La Ligue Syndicaliste — c’est le dogme de l’unité syndicale à tout prix, parce que le syndicalisme communiste a fait honteusement faillite et que le syndicalisme révolutionnaire se refuse à s’asseoir côté de cette mascarade pseudo-syndicaliste ; mais elle n’attend que l’heure propice pour se démaquiller et s’exhiber sous ses vraies couleurs… toujours du communisme dictatorial et de parti.

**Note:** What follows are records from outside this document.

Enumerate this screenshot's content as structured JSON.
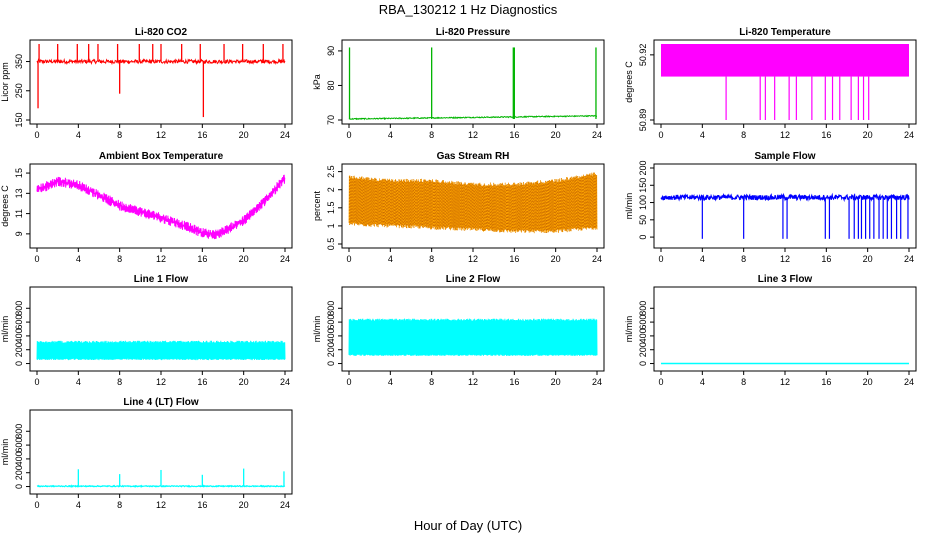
{
  "figure": {
    "title": "RBA_130212  1 Hz Diagnostics",
    "xlabel": "Hour of Day (UTC)"
  },
  "chart_data": [
    {
      "type": "line",
      "title": "Li-820 CO2",
      "xlabel": "",
      "ylabel": "Licor ppm",
      "color": "#ff0000",
      "xlim": [
        0,
        24
      ],
      "ylim": [
        150,
        410
      ],
      "xticks": [
        0,
        4,
        8,
        12,
        16,
        20,
        24
      ],
      "yticks": [
        150,
        250,
        350
      ],
      "series": [
        {
          "name": "CO2",
          "baseline": 350,
          "noise": 8,
          "spikes_up": [
            0.2,
            2,
            3.9,
            5,
            5.9,
            7.8,
            9.9,
            11.2,
            12,
            14,
            15.8,
            18.1,
            19.9,
            21.9,
            23.8
          ],
          "spikes_down": [
            0.1,
            8,
            16.1
          ],
          "spike_max": 410,
          "spike_min": 160
        }
      ]
    },
    {
      "type": "line",
      "title": "Li-820 Pressure",
      "xlabel": "",
      "ylabel": "kPa",
      "color": "#00b400",
      "xlim": [
        0,
        24
      ],
      "ylim": [
        70,
        92
      ],
      "xticks": [
        0,
        4,
        8,
        12,
        16,
        20,
        24
      ],
      "yticks": [
        70,
        80,
        90
      ],
      "series": [
        {
          "name": "Pressure",
          "start": 70.3,
          "end": 71.2,
          "spikes_up": [
            0.05,
            8,
            15.9,
            16,
            23.9
          ],
          "spike_max": 91
        }
      ]
    },
    {
      "type": "line",
      "title": "Li-820 Temperature",
      "xlabel": "",
      "ylabel": "degrees C",
      "color": "#ff00ff",
      "xlim": [
        0,
        24
      ],
      "ylim": [
        50.89,
        50.925
      ],
      "xticks": [
        0,
        4,
        8,
        12,
        16,
        20,
        24
      ],
      "yticks": [
        50.89,
        50.92
      ],
      "series": [
        {
          "name": "Temperature",
          "upper": 50.925,
          "lower": 50.91,
          "drops": [
            6.3,
            9.6,
            10.1,
            11,
            12.4,
            13.1,
            14.6,
            15.9,
            16.6,
            17.3,
            18.4,
            19.1,
            19.6,
            20.1
          ],
          "drop_min": 50.89
        }
      ]
    },
    {
      "type": "line",
      "title": "Ambient Box Temperature",
      "xlabel": "",
      "ylabel": "degrees C",
      "color": "#ff00ff",
      "xlim": [
        0,
        24
      ],
      "ylim": [
        8,
        15.5
      ],
      "xticks": [
        0,
        4,
        8,
        12,
        16,
        20,
        24
      ],
      "yticks": [
        9,
        11,
        13,
        15
      ],
      "series": [
        {
          "name": "Box Temp",
          "x": [
            0,
            2,
            4,
            6,
            8,
            10,
            12,
            14,
            16,
            17,
            18,
            20,
            22,
            24
          ],
          "y": [
            13.3,
            14.2,
            13.8,
            12.8,
            11.8,
            11.2,
            10.6,
            9.9,
            9.1,
            8.9,
            9.2,
            10.3,
            12.2,
            14.5
          ],
          "band": 0.5
        }
      ]
    },
    {
      "type": "line",
      "title": "Gas Stream RH",
      "xlabel": "",
      "ylabel": "percent",
      "color": "#ffa500",
      "xlim": [
        0,
        24
      ],
      "ylim": [
        0.5,
        2.6
      ],
      "xticks": [
        0,
        4,
        8,
        12,
        16,
        20,
        24
      ],
      "yticks": [
        0.5,
        1.0,
        1.5,
        2.0,
        2.5
      ],
      "series": [
        {
          "name": "RH",
          "x": [
            0,
            4,
            8,
            12,
            16,
            20,
            24
          ],
          "lo": [
            1.0,
            0.95,
            0.9,
            0.85,
            0.8,
            0.8,
            0.9
          ],
          "hi": [
            2.4,
            2.3,
            2.3,
            2.2,
            2.2,
            2.3,
            2.5
          ]
        }
      ]
    },
    {
      "type": "line",
      "title": "Sample Flow",
      "xlabel": "",
      "ylabel": "ml/min",
      "color": "#0000ff",
      "xlim": [
        0,
        24
      ],
      "ylim": [
        -20,
        200
      ],
      "xticks": [
        0,
        4,
        8,
        12,
        16,
        20,
        24
      ],
      "yticks": [
        0,
        50,
        100,
        150,
        200
      ],
      "series": [
        {
          "name": "Sample Flow",
          "baseline": 115,
          "noise": 15,
          "drops": [
            4,
            8,
            11.8,
            12.2,
            15.9,
            16.3,
            18.2,
            18.7,
            19.1,
            19.4,
            19.8,
            20.2,
            20.6,
            21.1,
            21.5,
            21.9,
            22.3,
            22.8,
            23.2,
            23.9
          ],
          "drop_min": -5
        }
      ]
    },
    {
      "type": "line",
      "title": "Line 1 Flow",
      "xlabel": "",
      "ylabel": "ml/min",
      "color": "#00ffff",
      "xlim": [
        0,
        24
      ],
      "ylim": [
        -50,
        1050
      ],
      "xticks": [
        0,
        4,
        8,
        12,
        16,
        20,
        24
      ],
      "yticks": [
        0,
        200,
        400,
        600,
        800
      ],
      "series": [
        {
          "name": "Line 1",
          "lo": 50,
          "hi": 330
        }
      ]
    },
    {
      "type": "line",
      "title": "Line 2 Flow",
      "xlabel": "",
      "ylabel": "ml/min",
      "color": "#00ffff",
      "xlim": [
        0,
        24
      ],
      "ylim": [
        -50,
        1050
      ],
      "xticks": [
        0,
        4,
        8,
        12,
        16,
        20,
        24
      ],
      "yticks": [
        0,
        200,
        400,
        600,
        800
      ],
      "series": [
        {
          "name": "Line 2",
          "lo": 110,
          "hi": 650
        }
      ]
    },
    {
      "type": "line",
      "title": "Line 3 Flow",
      "xlabel": "",
      "ylabel": "ml/min",
      "color": "#00ffff",
      "xlim": [
        0,
        24
      ],
      "ylim": [
        -50,
        1050
      ],
      "xticks": [
        0,
        4,
        8,
        12,
        16,
        20,
        24
      ],
      "yticks": [
        0,
        200,
        400,
        600,
        800
      ],
      "series": [
        {
          "name": "Line 3",
          "value": 0
        }
      ]
    },
    {
      "type": "line",
      "title": "Line 4 (LT) Flow",
      "xlabel": "",
      "ylabel": "ml/min",
      "color": "#00ffff",
      "xlim": [
        0,
        24
      ],
      "ylim": [
        -50,
        1050
      ],
      "xticks": [
        0,
        4,
        8,
        12,
        16,
        20,
        24
      ],
      "yticks": [
        0,
        200,
        400,
        600,
        800
      ],
      "series": [
        {
          "name": "Line 4",
          "baseline": 5,
          "spikes": [
            4,
            8,
            12,
            16,
            20,
            24
          ],
          "spike_heights": [
            250,
            180,
            240,
            170,
            260,
            220
          ]
        }
      ]
    }
  ]
}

Que la plupart des inspirateurs de la Ligue Syndicaliste, exclus du Parti Communiste, restent néanmoins des communistes autoritaires sans cartes ne prouve qu’une chose : que cette Ligue n’est qu’un enfant bâtard du Parti Communiste, tout comme les différentes oppositions ― ouvrière, Trotskiste, Zinoviéviste, etc., — ne sont que des enfants naturels de ce même Parti Communiste. Tous les chemins mènent à Rome. Toutes les déviations communistes mènent au Kremlin.

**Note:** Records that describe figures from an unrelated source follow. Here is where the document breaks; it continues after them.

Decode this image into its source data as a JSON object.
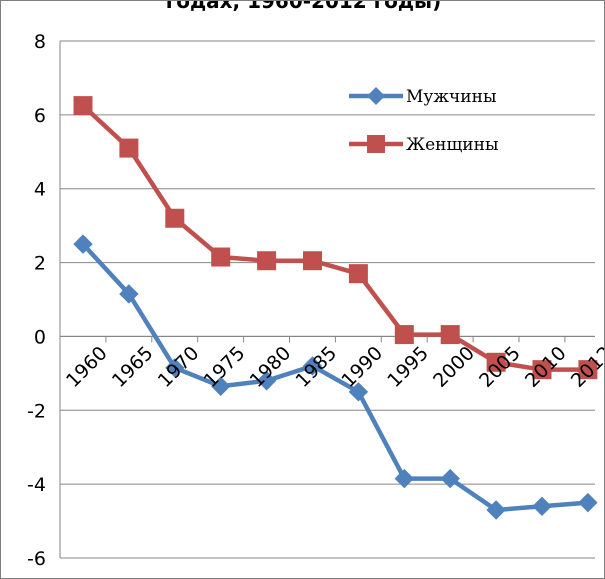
{
  "chart_data": {
    "type": "line",
    "title": "годах, 1960-2012 годы)",
    "categories": [
      "1960",
      "1965",
      "1970",
      "1975",
      "1980",
      "1985",
      "1990",
      "1995",
      "2000",
      "2005",
      "2010",
      "2012"
    ],
    "series": [
      {
        "name": "Мужчины",
        "color": "#4f81bd",
        "marker": "diamond",
        "values": [
          2.5,
          1.15,
          -0.85,
          -1.35,
          -1.2,
          -0.8,
          -1.5,
          -3.85,
          -3.85,
          -4.7,
          -4.6,
          -4.5
        ]
      },
      {
        "name": "Женщины",
        "color": "#c0504d",
        "marker": "square",
        "values": [
          6.25,
          5.1,
          3.2,
          2.15,
          2.05,
          2.05,
          1.7,
          0.05,
          0.05,
          -0.7,
          -0.9,
          -0.9
        ]
      }
    ],
    "ylim": [
      -6,
      8
    ],
    "yticks": [
      "8",
      "6",
      "4",
      "2",
      "0",
      "-2",
      "-4",
      "-6"
    ],
    "grid": true,
    "legend": "top-right"
  }
}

Mais la Ligue Syndicaliste a encore un autre but : c’est celui de vouloir briser le mouvement syndicaliste autonome en s’appropriant toute la phraséologie de celui-ci. La Ligue, dans son langage, se rapproche tellement de l’idéologie du vrai syndicalisme révolutionnaire qu’on s’y tromperait facilement. Mais il est clair que cette phraséologie antipoliticienne n’est qu’un piège, et dans ce piège commencent déjà à tomber les premières victimes. Ne voyons-nous pas, dans la Révolution Prolétarienne de septembre 1926, la Ligue Syndicaliste anti-étatiste (!) et anti-politicienne (!) prendre sous son aile protectrice notre camarade Le Pen, anti-étatiste et anti-politicien sans parenthèses ? Ne voyons-nous pas d’autres camarades encore, par-ci, par-là, vouloir suivre docilement cette même route scabreuse qui mène à la rue Lafayette et que lui indiquent les trotskistes de la Ligue Syndicaliste ?

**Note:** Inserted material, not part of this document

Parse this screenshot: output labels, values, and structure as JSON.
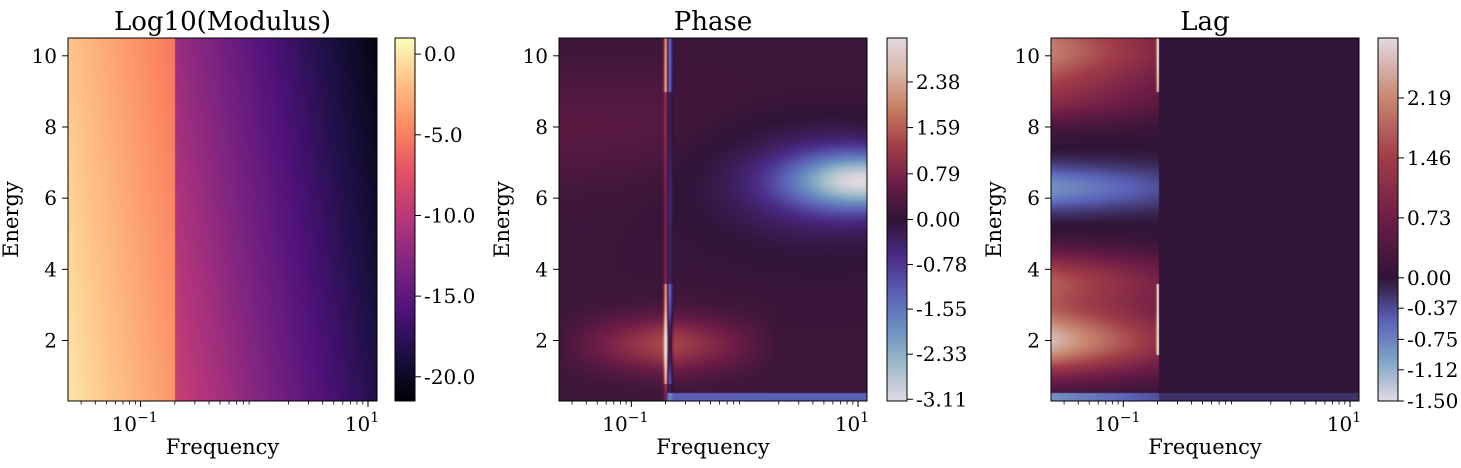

Quand Herclet écrivait des espoirs que l’on mettait dans le Comité-anglo-russe, l’idée de l’unité au sein de la maison des réformistes gouvernementaux n’était qu’en ébauche. Maintenant que le Comité anglo-russe n’est plus qu’une farce ridicule, qu’il est à la veille d’être poignardé par les russes eux-mêmes, qui en furent les créateurs, la nécessité de l’unité avec les ennemis de la révolution prolétarienne devient de plus en plus urgente, afin de ne pas sombrer complètement.

De ces ennemis d’hier et d’aujourd’hui — c’est-à-dire du réformisme syndical et de la social-démocratie bourgeoisophile — se rapprochent de plus en plus les communistes autoritaires de tout acabit, officiels et non-officiels, exclus et sortis, trotskistes et Ligues Syndicalistes. Ce seront les alliés de demain. Les alliés contre la révolution, contre le prolétariat.

Les deux marxismes, opportuniste et révolutionnaire, unis au sein de la deuxième Internationale de collaboration bourgeoise ; les syndicalismes réformiste et dictatorial unis au sein d’une seule Internationale de collaboration de classes ― tel est l’avenir que préparent les pseudo-oppositions issues du bolchevisme : l’opposition « ouvrière » et trotskiste en Russie, les groupes Souvarine-Monatte-Ligue Syndicaliste en France.

Gardons-nous-de tomber dans les filets qui nous sont si adroitement — et si jésuitiquement ― tendus. Notre route n’est ni celle du réformisme endormeur ni celle de l’autoritarisme de parti sur les masses travailleuses. Nous avons notre propre route du fédéralisme anti-étatiste et reconstructeur. Délaisser cette route, se détourner d’elle, la dénigrer — c’est trahir la classe ouvrière.

L’unité syndicale doit se faire sur la base du syndicalisme révolutionnaire anti-étatiste, fédéraliste et de lutte de classes. La rechercher avec les collaborationnistes de classes, avec les bâtisseurs futurs d’un État centraliste, fût-il baptisé prolétarien, — c’est faire fausse route.

Laissons les Ligues Syndicalistes et autres inventions communistes à leurs petits jeux de politiciens. Construisons notre propre maison.

A. Schapiro

[1 La Révolution Prolétarienne, juillet 1926.